I wasn't aware there are spares (or space) available to be used in the distribution block... do you have any photos of your install to help us understand what you did? It sounds to me like you put together a really clean install. I'd like to do the same.
The reason a relay is supplied is because it is needed. The Stebel draws more amps than the factory wiring is set up to handle. It really isn't that scary to do it right and Checker had all the parts. You need a wire from the + side of the batter to the relay, from the relay to the Stebel and then a wire from the Stebel to ground. Some guys have said the factory wire plugs right into the low side of the relay but either way you just need to wire one of the blue wires to the low side of the relay and then to ground.
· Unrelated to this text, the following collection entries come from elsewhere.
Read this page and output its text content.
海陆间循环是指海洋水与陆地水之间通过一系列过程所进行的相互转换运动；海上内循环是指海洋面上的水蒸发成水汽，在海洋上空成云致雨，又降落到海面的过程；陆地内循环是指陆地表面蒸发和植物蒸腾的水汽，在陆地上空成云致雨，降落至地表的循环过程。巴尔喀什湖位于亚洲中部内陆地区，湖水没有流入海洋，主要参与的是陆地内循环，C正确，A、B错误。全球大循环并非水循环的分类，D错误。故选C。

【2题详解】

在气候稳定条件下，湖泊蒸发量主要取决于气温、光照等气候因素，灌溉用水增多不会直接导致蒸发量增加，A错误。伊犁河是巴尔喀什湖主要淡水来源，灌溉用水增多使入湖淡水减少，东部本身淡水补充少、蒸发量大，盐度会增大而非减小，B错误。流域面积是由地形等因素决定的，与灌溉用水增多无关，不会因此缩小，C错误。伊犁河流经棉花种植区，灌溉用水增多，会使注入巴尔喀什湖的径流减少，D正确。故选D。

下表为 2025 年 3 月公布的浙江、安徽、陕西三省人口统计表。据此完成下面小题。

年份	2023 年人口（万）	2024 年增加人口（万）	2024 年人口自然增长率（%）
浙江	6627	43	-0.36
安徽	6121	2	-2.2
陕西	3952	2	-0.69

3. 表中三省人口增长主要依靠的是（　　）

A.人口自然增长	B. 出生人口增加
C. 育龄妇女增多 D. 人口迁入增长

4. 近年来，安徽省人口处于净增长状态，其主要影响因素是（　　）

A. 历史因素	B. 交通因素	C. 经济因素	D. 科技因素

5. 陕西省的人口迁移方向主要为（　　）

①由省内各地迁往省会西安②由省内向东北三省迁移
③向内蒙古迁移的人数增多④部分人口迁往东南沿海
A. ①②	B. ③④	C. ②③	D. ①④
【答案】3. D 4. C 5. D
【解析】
That makes good sense. I think I have it, based on your description and on the directions from the box. From what you show here, I assume that the Tundra has a hot lead to the horn button?
I dropped by Advance Auto this evening and picked up a heavy-duty 20-amp in-line, weather-protected blade fuse holder and fuses to wire in-line as shown on the box. I'm gonna give it a whirl in the morning -- I'll let you know how it comes out. Thanks for the tips, I appreciate the help!